Algorithmically: the ridge weights are initialised to zero and the inverse Gram to (1/lambda_l2) * I. With zero weights, every prediction returns zero correction.

The first capture produces a non-zero update; subsequent captures refine it. Operators who never hit the capture path (e.g. dry-run encodes that don't run libvmaf) never see a non-zero correction either — this is intentional.

Drift detection hook¶

The scaffold tracks the rolling residual norm — the L2 norm of the last 50 residuals (observed_vmaf − (predicted_vmaf + sidecar_correction)). Surfacing this as an operator-visible warning is a follow-up PR; the scaffold exposes it as SidecarModel.recent_residual_rms for the future drift-detection caller.

The signal interpretation:

Norm stays bounded (e.g., RMS ≤ 1.5 VMAF for a 50-capture window): the sidecar is absorbing the structured bias — healthy.
Norm grows despite continued captures: the residual has non-linear structure that the linear sidecar can't fit. Recommend the operator runs the offline retrain (ensemble training kit, ADR-0324) with their own corpus shard, or contributes to the community pool once item 4 lands.
Norm collapses to near-zero: either the operator's content is an exact match for the shipped corpus (unusual but possible), or there is too little capture diversity to reveal residual structure (only one source, one CRF). Not actionable — informational.

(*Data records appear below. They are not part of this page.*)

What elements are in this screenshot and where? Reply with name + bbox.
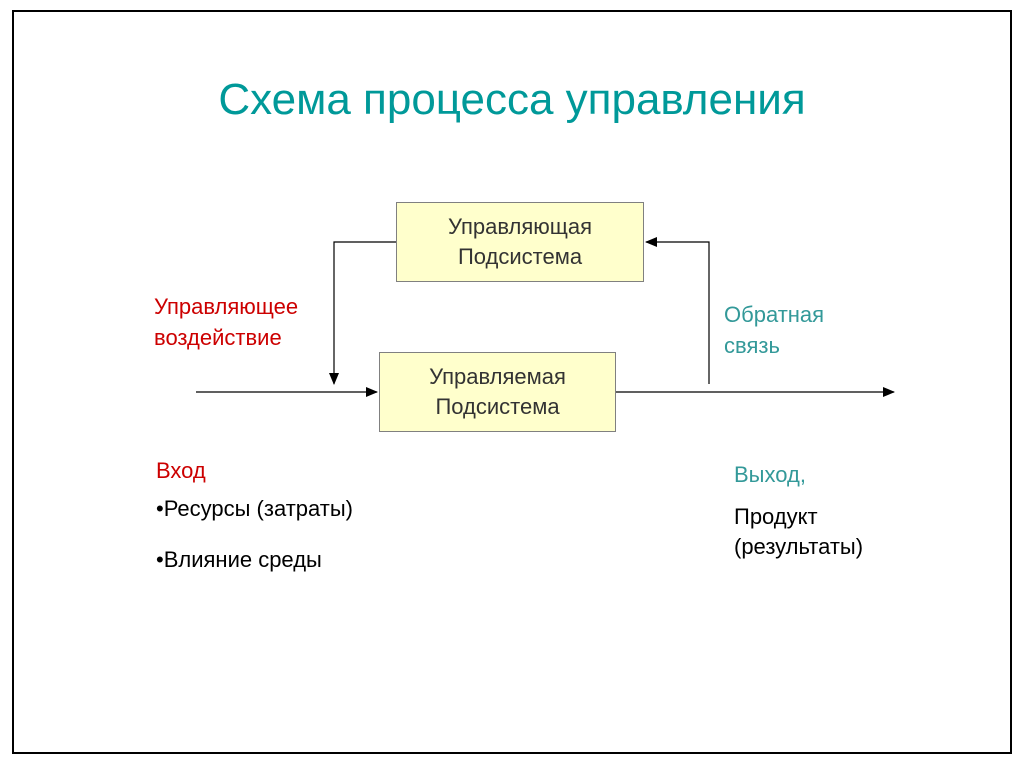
- box-managing-subsystem: Управляющая Подсистема: [396, 202, 644, 282]
- label-control-line1: Управляющее: [154, 292, 298, 323]
- output-line2: (результаты): [734, 532, 863, 562]
- label-input-list: •Ресурсы (затраты) •Влияние среды: [156, 495, 353, 596]
- label-output-title: Выход,: [734, 460, 806, 491]
- label-input-title: Вход: [156, 456, 206, 487]
- box-top-line1: Управляющая: [448, 212, 592, 242]
- slide-title: Схема процесса управления: [14, 75, 1010, 125]
- label-feedback-line2: связь: [724, 331, 824, 362]
- box-bottom-line1: Управляемая: [429, 362, 566, 392]
- box-top-line2: Подсистема: [458, 242, 582, 272]
- label-output-body: Продукт (результаты): [734, 502, 863, 561]
- label-feedback-line1: Обратная: [724, 300, 824, 331]
- output-line1: Продукт: [734, 502, 863, 532]
- slide-frame: Схема процесса управления Управляющая По…: [12, 10, 1012, 754]
- label-control-line2: воздействие: [154, 323, 298, 354]
- box-bottom-line2: Подсистема: [435, 392, 559, 422]
- label-control-action: Управляющее воздействие: [154, 292, 298, 354]
- arrow-feedback: [646, 242, 709, 384]
- input-item-environment: •Влияние среды: [156, 546, 353, 575]
- label-feedback: Обратная связь: [724, 300, 824, 362]
- box-managed-subsystem: Управляемая Подсистема: [379, 352, 616, 432]
- input-item-resources: •Ресурсы (затраты): [156, 495, 353, 524]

The threshold values are deliberately not pinned in this digest; they will be calibrated against real captures from a future operator-data collection PR. The scaffold ships the hook, not the thresholds.

What the scaffold does NOT include¶

Any training data leaves the host (community-pool upload).
Operator-facing CLI flag to enable / disable the sidecar — the initial integration is library-only; CLI wiring lands once we validate the surface against real operator usage.
A drift-warning UX. Hook only; threshold + presentation are a follow-up.
Cross-host sidecar migration. Each install starts fresh.
Replacement of the shipped predictor with an online-trained model (rejected in ADR-0325 §Alternatives).

References¶

ADR-0325 — the decision this digest supports.
Research-0087 — Section 1 item 3 (the gap this scaffold opens).
Sherman, J., Morrison, W. J. (1950). Adjustment of an Inverse Matrix Corresponding to a Change in One Element of a Given Matrix. Annals of Mathematical Statistics 21(1):124–127. — closed-form rank-1 inverse-update used by the online-ridge implementation.